Traveling with someone for the first time can be tricky. I've taken trips that have cemented friendships and trips that put cracks in other friendships' foundations. Travel can be taxing -- expectations plus expenses, stress plus scheduling, intimacy plus unfamiliarity. The shared experience can take your relationship to a higher level or be a series of irritations that put a blister on the friendship as sure as those new walking shoes are causing a bubble to rise on your heel.
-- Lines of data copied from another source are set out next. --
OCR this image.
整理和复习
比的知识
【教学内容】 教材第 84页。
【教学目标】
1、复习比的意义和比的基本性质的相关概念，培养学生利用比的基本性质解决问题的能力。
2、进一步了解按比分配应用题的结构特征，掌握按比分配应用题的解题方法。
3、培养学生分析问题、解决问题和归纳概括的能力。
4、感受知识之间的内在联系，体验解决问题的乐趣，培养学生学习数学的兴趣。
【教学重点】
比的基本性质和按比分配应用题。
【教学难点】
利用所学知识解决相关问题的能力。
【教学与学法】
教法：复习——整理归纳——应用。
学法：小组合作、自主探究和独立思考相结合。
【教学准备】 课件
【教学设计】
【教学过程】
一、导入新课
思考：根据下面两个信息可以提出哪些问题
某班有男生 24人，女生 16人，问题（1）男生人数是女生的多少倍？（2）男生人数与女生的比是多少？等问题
I've come up with some questions to consider with your travel partner(s). I don't suggest it's impossible to travel together if your answers don't match, only that you might want to talk this stuff through before hitting the road.
Planning a vacation is:
a) Half the fun.
b) A worthwhile chore.
c) A royal pain in the patoot.
Roughing it is:
a) A sleeping bag with no tent.
b) A hotel with no cable.
c) Turn-down service with no mint.
a) The only way to live.
b) Sometimes fun.
c) Too terrifying to contemplate.
Meals should be:
a) Quick, safe refueling.
b) Cultural adventures.
c) Epic gastronomic extravagances.
A perfect day of travel is:
a) Up early, sightsee 'til you drop.
b) One or two sights then lots of goofing around.
c) Sleep 'til noon then lots of goofing around.
When it comes to people:
a) The more the merrier.
b) Sometimes you meet interesting people on the road.
c) I travel to get away from people.
b) Part of the fun.
c) My raison d'etre.
Museums and churches:
a) Never too many!
b) Yes, actually there is such thing as too many.
c) Have fun, I'll meet you later.
When it comes to paying:
a) 50-50 all the time.
b) You pay sometimes, I pay sometimes, it will all even out in the end.
c) It's on me!
Togetherness is great...:
a) All the time, that's why we're traveling together.
b) But I don't mind if you want to go your own way sometimes.
c) But I need to go my own way sometimes.
When someone asks, "What should we do?" I usually respond:
a) "Whatever you think is fine with me."
b) With a suggestion.
c) By taking charge.
A good companion travels with a spirit of compromise and any discrepancies uncovered by these questions can be ironed out early to keep the trip friendly.
But the last question to ask yourself and each other: What one sight or activity on this trip is not open to compromise? What would you forever regret missing if you didn't see or do it? Respect that bottom line for each other and no matter how many little squabbles you have about timetables or restaurants, everyone is likely get home feeling the trip was well taken.